It seems the less I do and say, the better everyone likes my work!
As "Calvin and Hobbes" went on, the writing pushed the drawings into greater complexity. One of the jokes I really like is that the fantasies are drawn more realistically than reality, since that says a lot about what's going on in Calvin's head.
Although I'm certainly glad cartoons are finally getting some respect as an art, I'm fairly ambivalent to see cartooning as a legitimate academic offering. If comics need to be deconstructed and explained, something is really wrong with them.
It's gratifying to hear that from people who care about comic art. I never know what to make of it when someone writes to say, "Calvin and Hobbes is the best strip in the paper. I like it even more than Nancy."
The writing doesn't distract me while I'm drawing and vice versa. I can devote my full attention to each.
When I get to the drawing, I really enjoy taking a big chunk of time and working on the drawing and nothing else. That allows me to make sure that I'm really challenging the art, making each picture as interesting as I can.
I've never sat down to quantify how many hours I actually spend on the strip. I use the deadlines to estimate my progress; each month I know that I have to produce so many strips, and by the end of the month I'll make sure that I have.
I write separately from the inking up. I'm sure this varies from cartoonist to cartoonist; I find that the writing is the hard part and the drawing is the fun part.
Obviously the great thing about this job is the complete freedom of the schedule. So long as I meet the deadline, they don't care when I work or how I work.
If you give a little credit to the concept of the artist, I think you ought to indulge excesses a bit, because that reflects the personality of the writer. Now if a joke is in bad taste or it's not funny, okay, that's awhole different thing, but how you craft a joke is really what the writer's job is, and I don't think that technique should be subject to any editorial constraints.
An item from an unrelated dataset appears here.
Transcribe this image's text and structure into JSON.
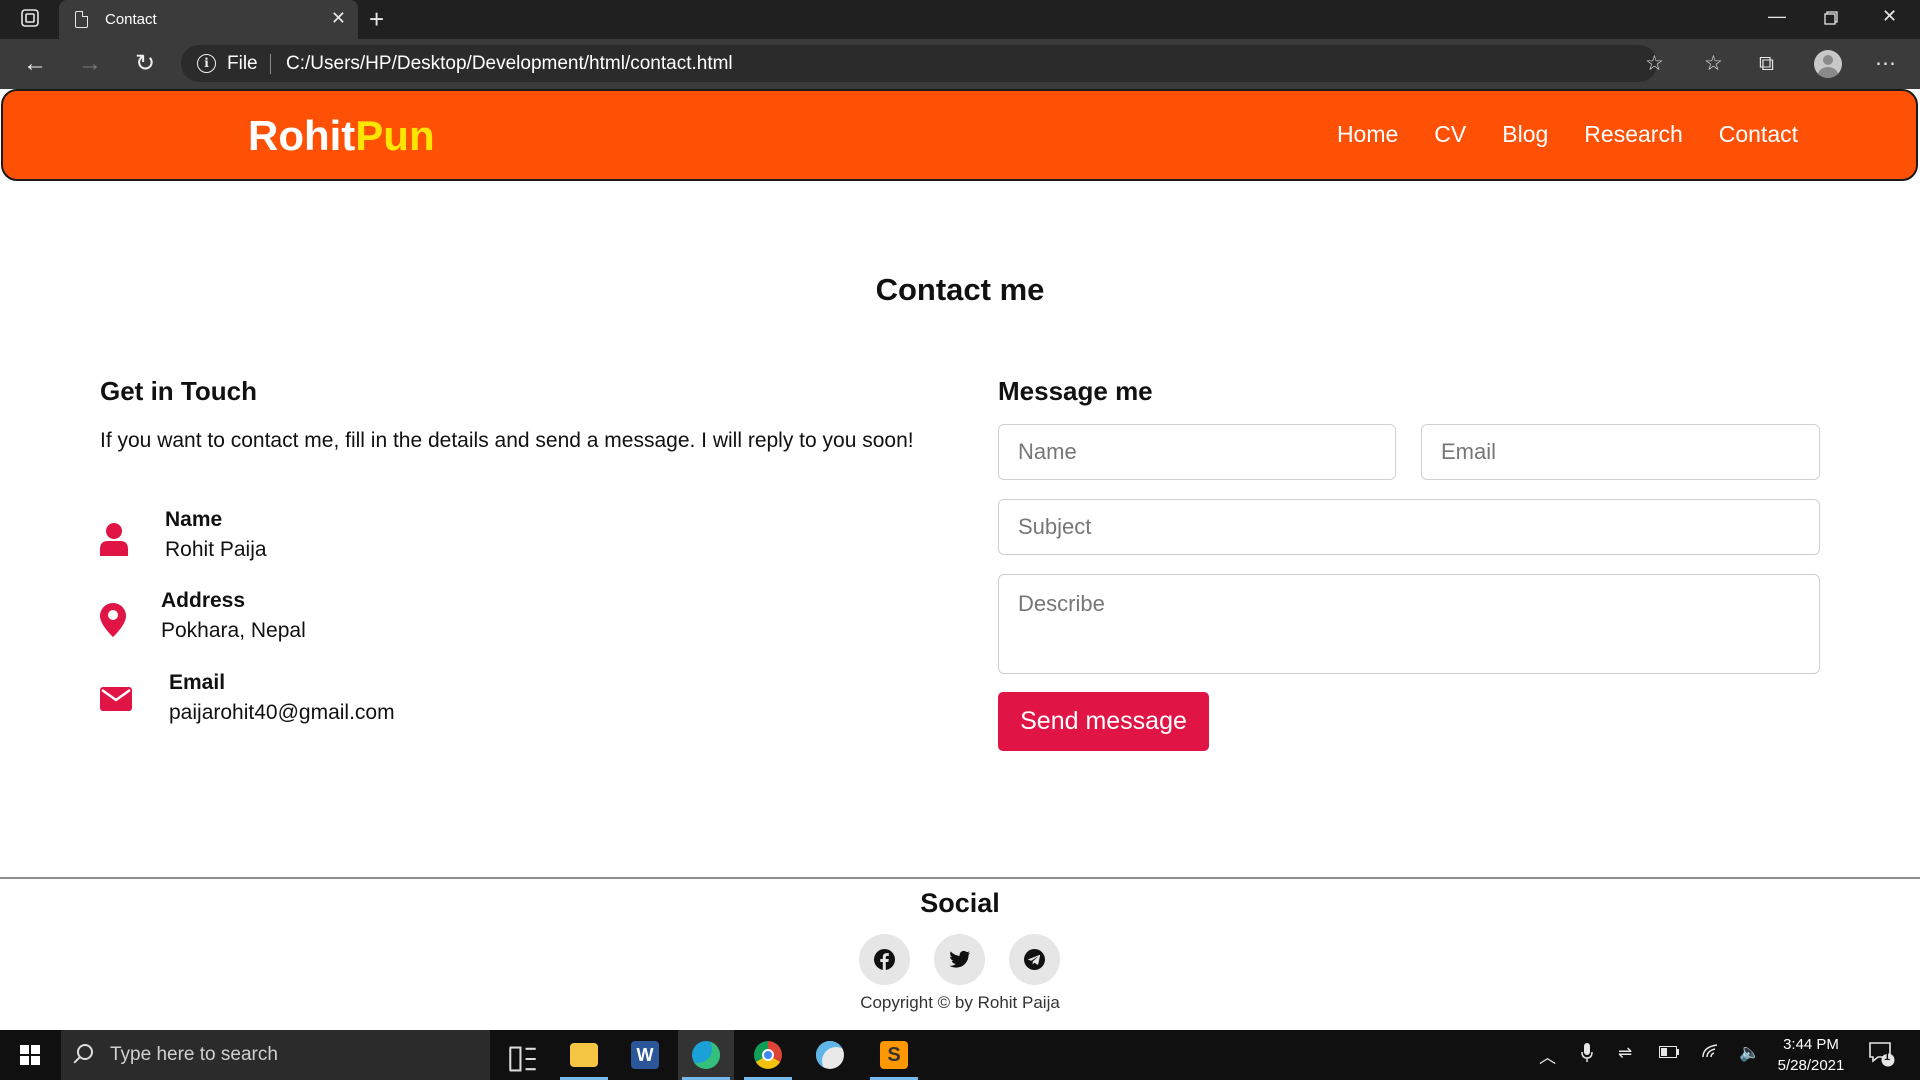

My problem is that I don't paint ambitiously. It's all catch and release - just tiny fish that aren't really worth the trouble to clean and cook.
Every artist learns through imitation, but I rather doubt the aim of these things is artistic development. I assume they're either homages or satiric riffs, and are not intended to be taken too seriously as works in their own right. Otherwise I should be talking to a copyright lawyer.
Form follows function, as the architects say. With words and pictures, you can do just about anything.
All the new media will inevitably change the look, function, and maybe even the purpose of comics, but comics are vibrant and versatile, so I think they'll continue to find relevance one way or another. But they definitely won't be the same as what I grew up with.
Obviously the role of comics is changing very fast. On the one hand, comics are widely accepted and taken seriously. On the other hand, the mass media is disintegrating, and audiences are atomizing. I suspect comics will have less widespread cultural impact and make a lot less money.
I think comics overall would be better. I think there's a tremendous potential to be tapped.
If you've ever compared a film to a novel it's based on, you know the novel gets bludgeoned. It's inevitable, because different media have different strengths and needs, and when you make a movie, the movie's needs get served.
I'm willing to take the blame if the strip goes down the drain, and I want the credit if it succeeds. So long as it has my name on it, I want it to be mine.
I don't enjoy lettering very much, but that's the way I write and that belongs in the strip because the strip is a reflection of me.
The strips I admire go farther than a gag a day, and take us into a special world.
Garry Trudeau is the only cartoonist with the clout to get his strip published large enough to accomodate extended dialogue. It's ashame.
I'd like to see cartoonists measuring their work by higher standards than how many papers their strips are in and how much money they make.
Saturday morning cartoons do that now, where they develop the toy and then draw the cartoon around it, and the result is the cartoon is a commercial for the toy and the toy is a commercial for the cartoon. The same thing's happening now in comic strips; it's just another way to get the competitive edge. You saturate all the different markets and allow each other to advertise the other, and it's the best of all possible worlds. You can see the financial incentive to work that way. I just think it's to the detriment of integrity in comic strip art.
If you've got more ambiguous characters or stock stereotypes, the plastic comes through and they don't work as well.
United Features had given me a development contract, which meant I was to work exclusively with them and rather than completing everything on my own and turning it in to them and having it rejected or accepted, I was working much more directly with the syndicate, turning in smaller batches much more frequently, and getting comments on them. The idea was that they would help me develop the strip and then, assuming that they liked it, it would flow into a normal contract for syndication.